CUC’s $150 credit came from $1.5M balance from previous voucher program
The Commonwealth Utilities Corp.’s $150 credit for its residential electric accounts in July came from the remaining $1.5 million balance in American Rescue Plan Act funding that the government gave to CUC for the previous voucher program.
Speaking at the Saipan and Northern Islands Legislative Delegation Judiciary and Governmental Operations Committee meeting in the House of Representatives chamber yesterday, CUC chief of administration Betty G. Terlaje said they received from the government a check for $7.5 million for the first distribution last January when the CNMI government gave $500 credit for all active electric customers.
Terlaje said the total distribution for the $500 voucher was $6 million and the remaining $1.5 million was re-allocated to the $150 credit for each residential account.
Customers can expect to see the $150 credit in this month’s CUC billings. Last June, CUC announced that they have been permitted to reallocate funds granted to CUC by the Governor’s Office to provide short term relief to the current Fuel Adjustment Charge crisis.
CUC said all active residential accounts will be credited $150 for the month of July.
At yesterday’s SNILD JGO meeting, Rep. Christina E. Sablan (D-Saipan) asked CUC executive director Gary P. Camacho what impact the $150 credit has had in terms of alleviating the burden on CUC residential customers. Camacho said he does not know how to answer that other than to say that residential customers would pay $150 less.
SNILD JGO Committee chair Sen. Edith E. DeLeon Guerrero (D-Saipan) pointed out that on Jan. 13, 2022, it was published that 12,682 electric accounts have received a credit of $500 each, which totals $6 million. DeLeon Guerrero asked whether CUC did receive only $6 million or the entire $7.5 million of ARPA funds for those $500 vouchers.
“If $7.5 million was received, what was done to the remaining $1.5 million? Will it fund the $150 voucher set to come out in July 2022?” the senator asked.
Terlaje agreed that DeLeon Guerrero’s assumption is correct.

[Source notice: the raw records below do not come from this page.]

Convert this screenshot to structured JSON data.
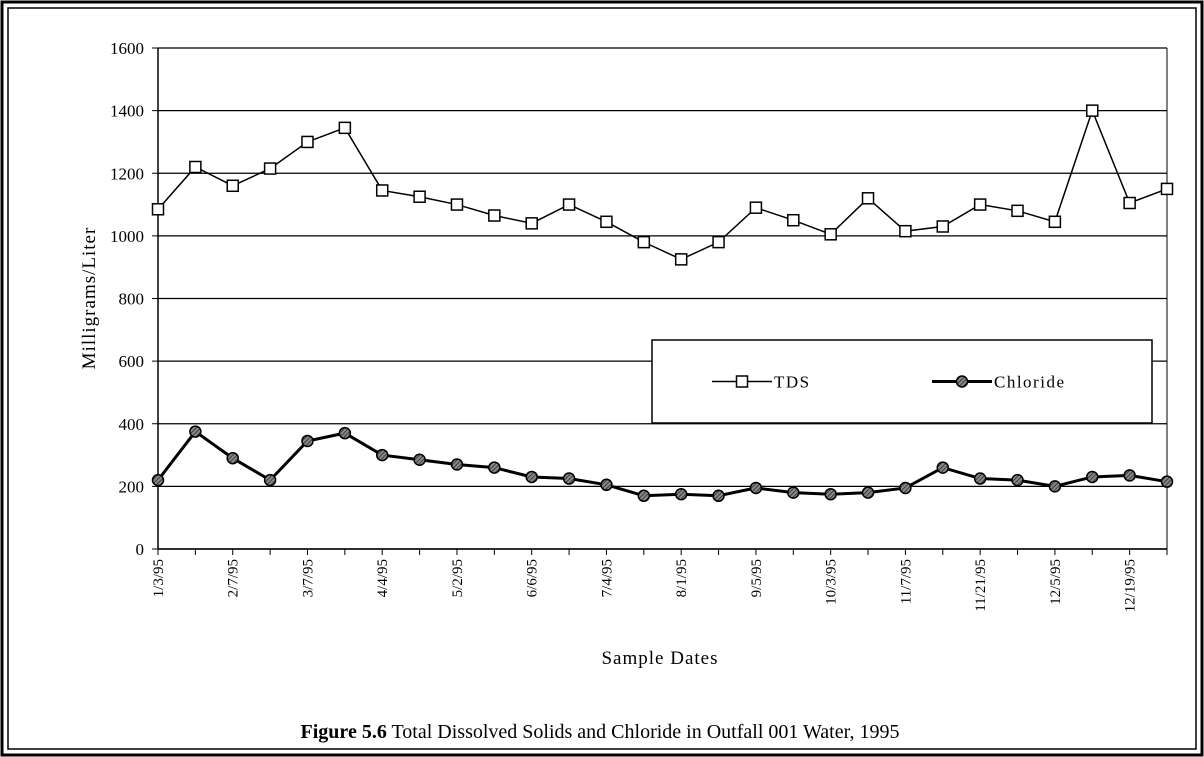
{
  "chart_data": {
    "type": "line",
    "caption_label": "Figure 5.6",
    "caption": "Total Dissolved Solids and Chloride in Outfall 001 Water, 1995",
    "y_label": "Milligrams/Liter",
    "x_label": "Sample Dates",
    "categories": [
      "1/3/95",
      null,
      "2/7/95",
      null,
      "3/7/95",
      null,
      "4/4/95",
      null,
      "5/2/95",
      null,
      "6/6/95",
      null,
      "7/4/95",
      null,
      "8/1/95",
      null,
      "9/5/95",
      null,
      "10/3/95",
      null,
      "11/7/95",
      null,
      "11/21/95",
      null,
      "12/5/95",
      null,
      "12/19/95",
      null
    ],
    "series": [
      {
        "name": "TDS",
        "color": "#000000",
        "marker": "square",
        "values": [
          1085,
          1220,
          1160,
          1215,
          1300,
          1345,
          1145,
          1125,
          1100,
          1065,
          1040,
          1100,
          1045,
          980,
          925,
          980,
          1090,
          1050,
          1005,
          1120,
          1015,
          1030,
          1100,
          1080,
          1045,
          1400,
          1105,
          1150
        ]
      },
      {
        "name": "Chloride",
        "color": "#000000",
        "marker": "circle",
        "values": [
          220,
          375,
          290,
          220,
          345,
          370,
          300,
          285,
          270,
          260,
          230,
          225,
          205,
          170,
          175,
          170,
          195,
          180,
          175,
          180,
          195,
          260,
          225,
          220,
          200,
          230,
          235,
          215
        ]
      }
    ],
    "ylim": [
      0,
      1600
    ],
    "yticks": [
      0,
      200,
      400,
      600,
      800,
      1000,
      1200,
      1400,
      1600
    ],
    "grid": true,
    "legend": "center-right"
  }
}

Sablan then asked for updates on how many customers have been disconnected since the rates, or the Fuel Adjustment Charge, went up in May and June. Terlaje said she does not have the number that day as disconnections occur daily.
Terlaje said customers were allowed to use local stimulus funds for their reconnection fees and deposits or whatever they needed to get their power back.
“So I think we have a slight increase in the account of customers as opposed to disconnections,” she said.
Sablan urged CUC to explain the FAC in layman’s term as many people don’t understand its computation.